Unfortunately, the universe isn’t cooperating with this thesis. Instead, it is providing evidence that draws us to consider that we may in fact be very special indeed. Not only the center, but the climax of what the universe was wired — dare I say created — to produce.
And isn’t that difficult to accept?
But consider how all of Christianity is difficult to accept. Think about it. Christians believe in an eternal God that created all the billions and billions of galaxies, filled each with billions and billions of stars, and yet he supposedly cares about some grubby sin-infested creatures on some small and insignificant planet called Earth! Why should he care a bit about us? Why should such a powerful Creator want to have anything to do with us?
We aren’t all that smart. We aren’t all that good. We aren’t all that strong. We can’t fix our own problems. We pollute. We kill. We destroy.
And yet He loves us? You got to be crazy! What arrogance! What audacity! What shear hubris!
He is perfection beyond our wildest imaginations. He breathed His life into us and created us in His image. And what have we done to thank him?
We have taken what He has given us and squandered it on sinful lusts. We have grieved Him and brought shame upon Him. We have mocked Him, not listened to Him, rebelled against Him, and even
believed He is a hoax!
Why should He want to have ANYTHING to do with us? Really. It’s utterly insane!
And yet, like the father in the story of the prodigal son, He comes running to us when we return to Him. He throws a robe on us giving us dignity, He puts His ring on our finger bestowing on us the authority of His household, and He kisses us! He kills the fatted calf and throws a feast because He rejoices that we have come home to Him!
And yet, He sends his only Son — who is entirely one with Him — to die in our place so that we can live and not be separated from Him. The Son takes on our sin separating himself from the Father, so that we can be declared sinless.
And yet, He sends his own Spirit to comfort and help us, to pour his living waters into us bringing us His life, to show us the deep mysteries of the infinite God.
And yet, He chooses us to be His bride! He courts us and woos us. He waves his banner over us and gives us the new wine of His love. He speaks to us and calls us. He heals us and dances with us.

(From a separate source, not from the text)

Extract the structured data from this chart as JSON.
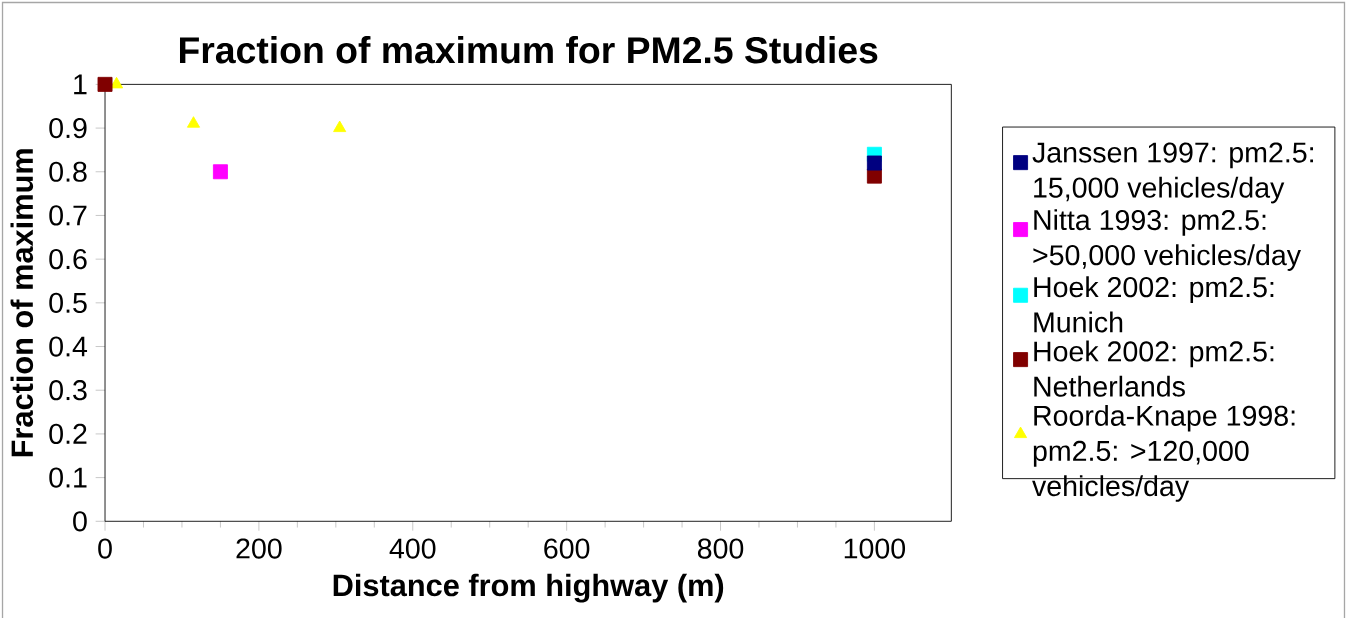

Over and over He reveals to us a love beyond comprehension, a heart that is set on us, a passion unparalleled in the universe, whispering our names and calling out to us.
Who could possibly believe in such a God? Who could dare to say such a God exists? Who could claim to be the object of His love, the very reason He created the entire universe? Who could even speak of such things without being considered a raving lunatic?
And yet, blindly, crazily, insanely — we believe.
Like Eric Liddle (as portrayed in the movie Chariots of Fire), our hearts run to such an incredible love, we throw back our heads in the wondrous sight of Him who is like no other, we become a curious spectacle in the sight of others with our hands flailing — and we feel the pleasure of our God!
It is amazing beyond belief. And yet we have heard His voice calling our name.
Listen. Listen for He whispers to you. And in that whisper you realize that Copernicus was wrong after all. We are far more at the center of some grand play than we ever dared dream. Amazing. Truly Amazing.